Claude Sonnet 5 arrives with a flashy resume: a top-tier intelligence score, support for text and images, and an enormous memory window big enough to swallow what feels like a small library. On paper, it looks like one of the smartest models around. In the comments, though, the vibe is less "wow" and more "wait, what am I even looking at?"
The loudest reaction was pure distrust. One commenter joked that so much of the benchmark page was missing or contradictory that it felt like the model itself had generated the report and then made half of it up. That line basically became the mood of the thread. People weren’t just debating whether Claude Sonnet 5 is good; they were side-eyeing the scoreboard itself.

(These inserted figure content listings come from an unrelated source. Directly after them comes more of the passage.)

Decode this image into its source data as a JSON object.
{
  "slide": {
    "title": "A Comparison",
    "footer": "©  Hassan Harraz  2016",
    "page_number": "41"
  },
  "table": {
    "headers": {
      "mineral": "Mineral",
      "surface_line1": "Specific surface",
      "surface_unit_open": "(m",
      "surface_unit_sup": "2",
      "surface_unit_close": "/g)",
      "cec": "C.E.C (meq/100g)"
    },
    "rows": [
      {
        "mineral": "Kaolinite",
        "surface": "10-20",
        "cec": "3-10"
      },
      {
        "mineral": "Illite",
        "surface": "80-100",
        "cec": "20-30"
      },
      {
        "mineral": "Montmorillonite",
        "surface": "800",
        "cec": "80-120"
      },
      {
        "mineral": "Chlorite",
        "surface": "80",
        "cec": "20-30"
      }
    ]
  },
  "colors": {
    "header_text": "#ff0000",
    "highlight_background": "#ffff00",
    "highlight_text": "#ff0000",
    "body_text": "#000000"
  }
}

Then came the cost-and-effort outrage. Multiple users complained that the model seems to burn through way more words, and therefore more usage, than rivals. In plain English: critics think it talks a lot, charges a lot of attention for it, and still runs into frustrating limits. One person flatly called it "yet another mediocre model," while another said they were tired of Anthropic’s caps and token-hungry behavior.
The spiciest drama was about real-world usability versus shiny test results. A commenter argued that if requests get blocked by provider rules for mysterious reasons, those should count as total failures in benchmarks, because that’s the actual user experience. Translation: the community isn’t just asking "Is it smart?" They’re asking "Can I actually use this thing without it eating my budget and refusing to work?"
Key Points
- •Artificial Analysis lists Claude Sonnet 5 (Adaptive Reasoning, Max Effort) as a proprietary reasoning model released in June 2026.
- •The article says the model supports text and image input, outputs text, and has a 1 million-token context window.
- •The page reports an Artificial Analysis Intelligence Index score of 53, compared with an average of 8 among comparable models.
- •Artificial Analysis states that the model generated 300 million tokens during Intelligence Index evaluation, versus an average of 37 million tokens.
- •The benchmark methodology says Intelligence Index v4.1 is based on nine evaluations and compares proprietary models by price range using a blended 3:1 input/output price ratio.